On the other side, we need a lot, and I really mean A LOT of technological progress to limit global warming to 2 degrees, let alone 1.5C.
Even planetary-scale sobriety and current technologies will not get us there, and this is something few people understand.
We need better, cheap, dispatchable low-carbon electricity (energy storage, next-gen nuclear and geothermal, etc) low-cost methods for producing low-carbon hydrogen to fuel heavy transportation and industrial processes, technologies to pull 10 to 20 gigatons of CO2 from the atmosphere every year, ways to produce 70% more food on smaller land areas so we can restore nature at the same time, and many more.
Would that entail individual and collective reflection to not exceed the limits of the planet?

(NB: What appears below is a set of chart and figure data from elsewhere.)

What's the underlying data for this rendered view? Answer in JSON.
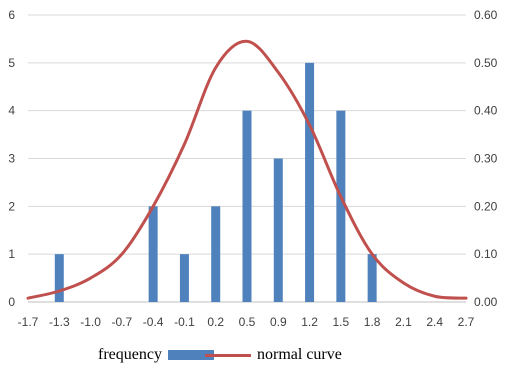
{
  "chart_data": {
    "type": "bar+line",
    "categories": [
      "-1.7",
      "-1.3",
      "-1.0",
      "-0.7",
      "-0.4",
      "-0.1",
      "0.2",
      "0.5",
      "0.9",
      "1.2",
      "1.5",
      "1.8",
      "2.1",
      "2.4",
      "2.7"
    ],
    "series": [
      {
        "name": "frequency",
        "kind": "bar",
        "axis": "left",
        "color": "#4f81bd",
        "values": [
          0,
          1,
          0,
          0,
          2,
          1,
          2,
          4,
          3,
          5,
          4,
          1,
          0,
          0,
          0
        ]
      },
      {
        "name": "normal curve",
        "kind": "smooth-line",
        "axis": "right",
        "color": "#c0504d",
        "values": [
          0.008,
          0.023,
          0.05,
          0.1,
          0.2,
          0.33,
          0.49,
          0.545,
          0.48,
          0.37,
          0.22,
          0.1,
          0.04,
          0.012,
          0.008
        ]
      }
    ],
    "left_axis": {
      "min": 0,
      "max": 6,
      "step": 1,
      "ticks": [
        "0",
        "1",
        "2",
        "3",
        "4",
        "5",
        "6"
      ]
    },
    "right_axis": {
      "min": 0,
      "max": 0.6,
      "step": 0.1,
      "ticks": [
        "0.00",
        "0.10",
        "0.20",
        "0.30",
        "0.40",
        "0.50",
        "0.60"
      ]
    },
    "grid": "horizontal",
    "legend_position": "bottom",
    "title": "",
    "xlabel": "",
    "ylabel": ""
  },
  "legend": {
    "frequency_label": "frequency",
    "curve_label": "normal curve"
  }
}
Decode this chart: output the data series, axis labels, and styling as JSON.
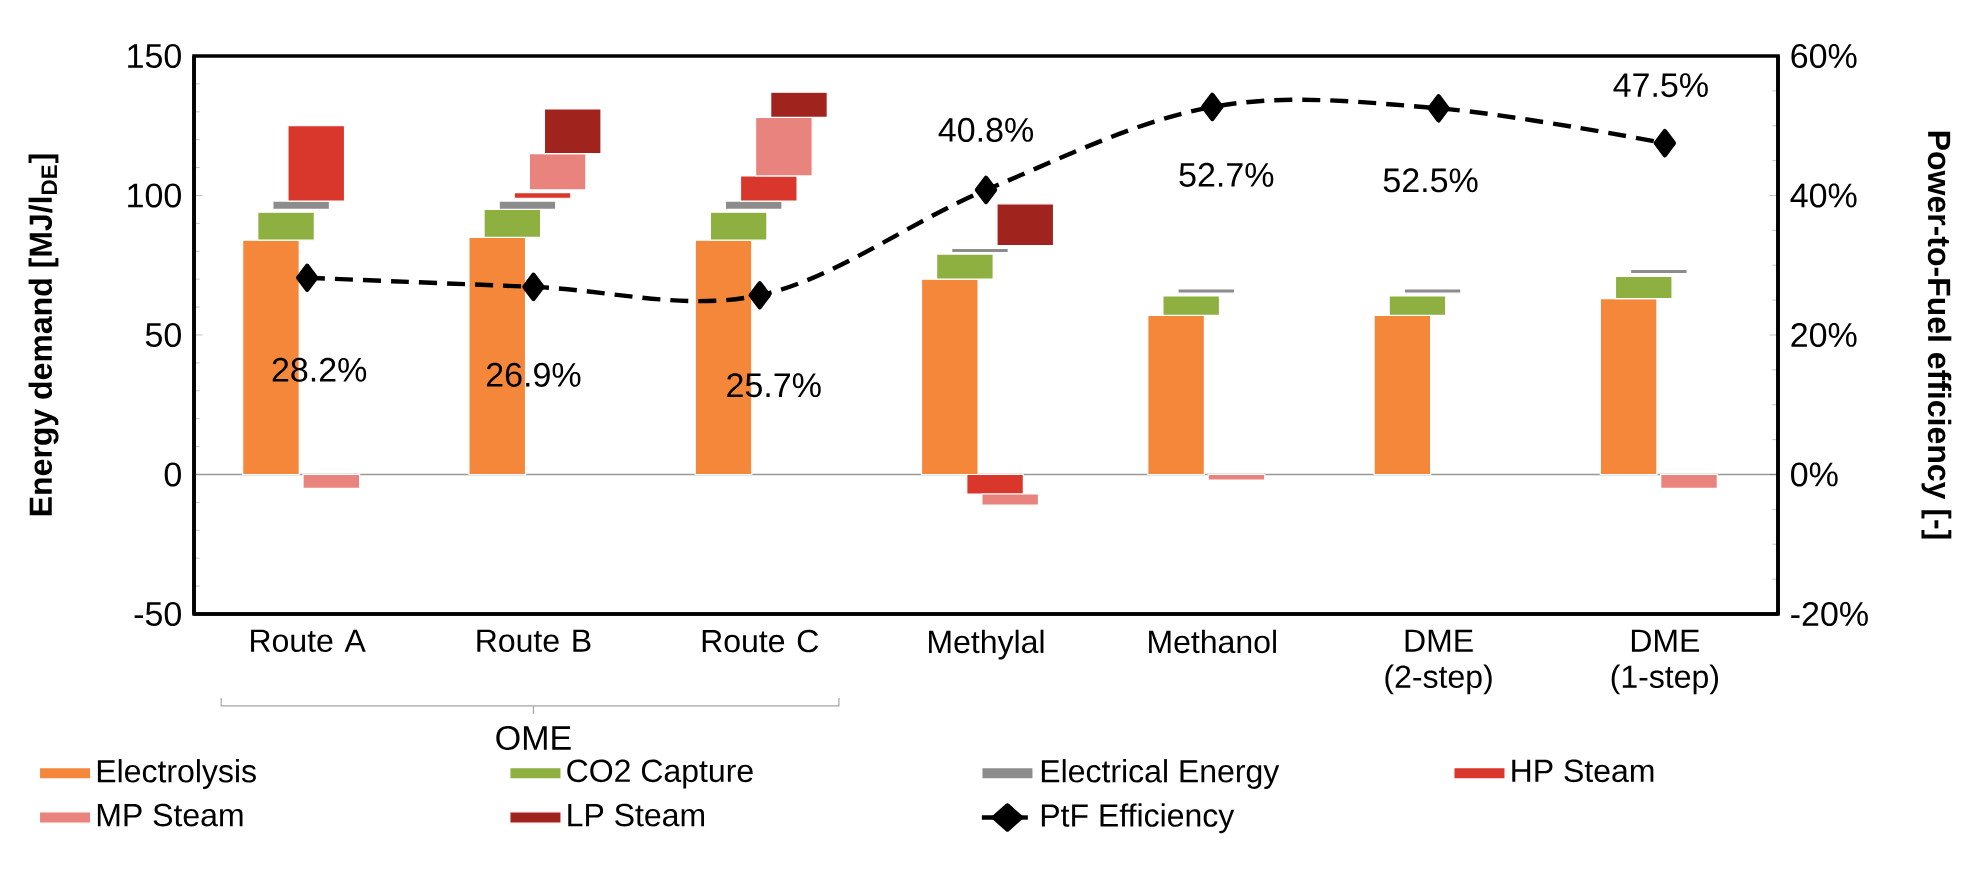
{
  "chart_data": {
    "type": "bar",
    "ylabel": "Energy demand [MJ/l$_{DE}$]",
    "y2label": "Power-to-Fuel efficiency [-]",
    "categories": [
      "Route A",
      "Route B",
      "Route C",
      "Methylal",
      "Methanol",
      "DME (2-step)",
      "DME (1-step)"
    ],
    "annotations": [
      "OME"
    ],
    "ylim": [
      -50,
      150
    ],
    "yticks": [
      -50,
      0,
      50,
      100,
      150
    ],
    "y2lim": [
      -20,
      60
    ],
    "y2ticks": [
      {
        "value": -20,
        "label": "-20%"
      },
      {
        "value": 0,
        "label": "0%"
      },
      {
        "value": 20,
        "label": "20%"
      },
      {
        "value": 40,
        "label": "40%"
      },
      {
        "value": 60,
        "label": "60%"
      }
    ],
    "legend": "bottom",
    "series": [
      {
        "name": "Electrolysis",
        "color": "#f4873a",
        "values": [
          84,
          85,
          84,
          70,
          57,
          57,
          63
        ],
        "base": [
          0,
          0,
          0,
          0,
          0,
          0,
          0
        ]
      },
      {
        "name": "CO2 Capture",
        "color": "#8db040",
        "values": [
          10,
          10,
          10,
          9,
          7,
          7,
          8
        ],
        "base": [
          84,
          85,
          84,
          70,
          57,
          57,
          63
        ]
      },
      {
        "name": "Electrical Energy",
        "color": "#8c8c8c",
        "values": [
          3,
          3,
          3,
          1.5,
          1.5,
          1.5,
          1.5
        ],
        "base": [
          95,
          95,
          95,
          79.5,
          65,
          65,
          72
        ]
      },
      {
        "name": "HP Steam",
        "color": "#d9372b",
        "values": [
          27,
          2,
          9,
          -7,
          null,
          null,
          null
        ],
        "base": [
          98,
          99,
          98,
          0,
          null,
          null,
          null
        ]
      },
      {
        "name": "MP Steam",
        "color": "#e8837d",
        "values": [
          -5,
          13,
          21,
          -4,
          -2,
          null,
          -5
        ],
        "base": [
          0,
          102,
          107,
          -7,
          0,
          null,
          0
        ]
      },
      {
        "name": "LP Steam",
        "color": "#a0231e",
        "values": [
          null,
          16,
          9,
          15,
          null,
          null,
          null
        ],
        "base": [
          null,
          115,
          128,
          82,
          null,
          null,
          null
        ]
      },
      {
        "name": "PtF Efficiency",
        "type": "line",
        "axis": "y2",
        "color": "#000000",
        "marker": "diamond",
        "line_style": "dashed",
        "values": [
          28.2,
          26.9,
          25.7,
          40.8,
          52.7,
          52.5,
          47.5
        ],
        "value_labels": [
          "28.2%",
          "26.9%",
          "25.7%",
          "40.8%",
          "52.7%",
          "52.5%",
          "47.5%"
        ]
      }
    ]
  }
}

More than reflection: planetary-scale action I hope!
Is the private sector predisposed to develop carbon neutral or negative ICT infrastructures?
It is ideally positioned to deploy them at a large scale. But development will come both from private R&D and public research, coming from university labs.
There are a lot of interesting efforts on optical connectivity, or next-generation cooling like Submer in Barcelona.
Are environmental policies necessary?
Absolutely. We need a real price of carbon, not 20€ like currently. 50 would be the bare minimum, and even 100-150 if we really hope to incentivise behaviors and innovation. Countries and the EU can also issue policy to increase device warranty and fight planned obsolescence, curb the consumption of red meat while supporting farmers in their transition to sustainable protein cultivation, or to incentivise investment in carbon removal and sequestration technologies.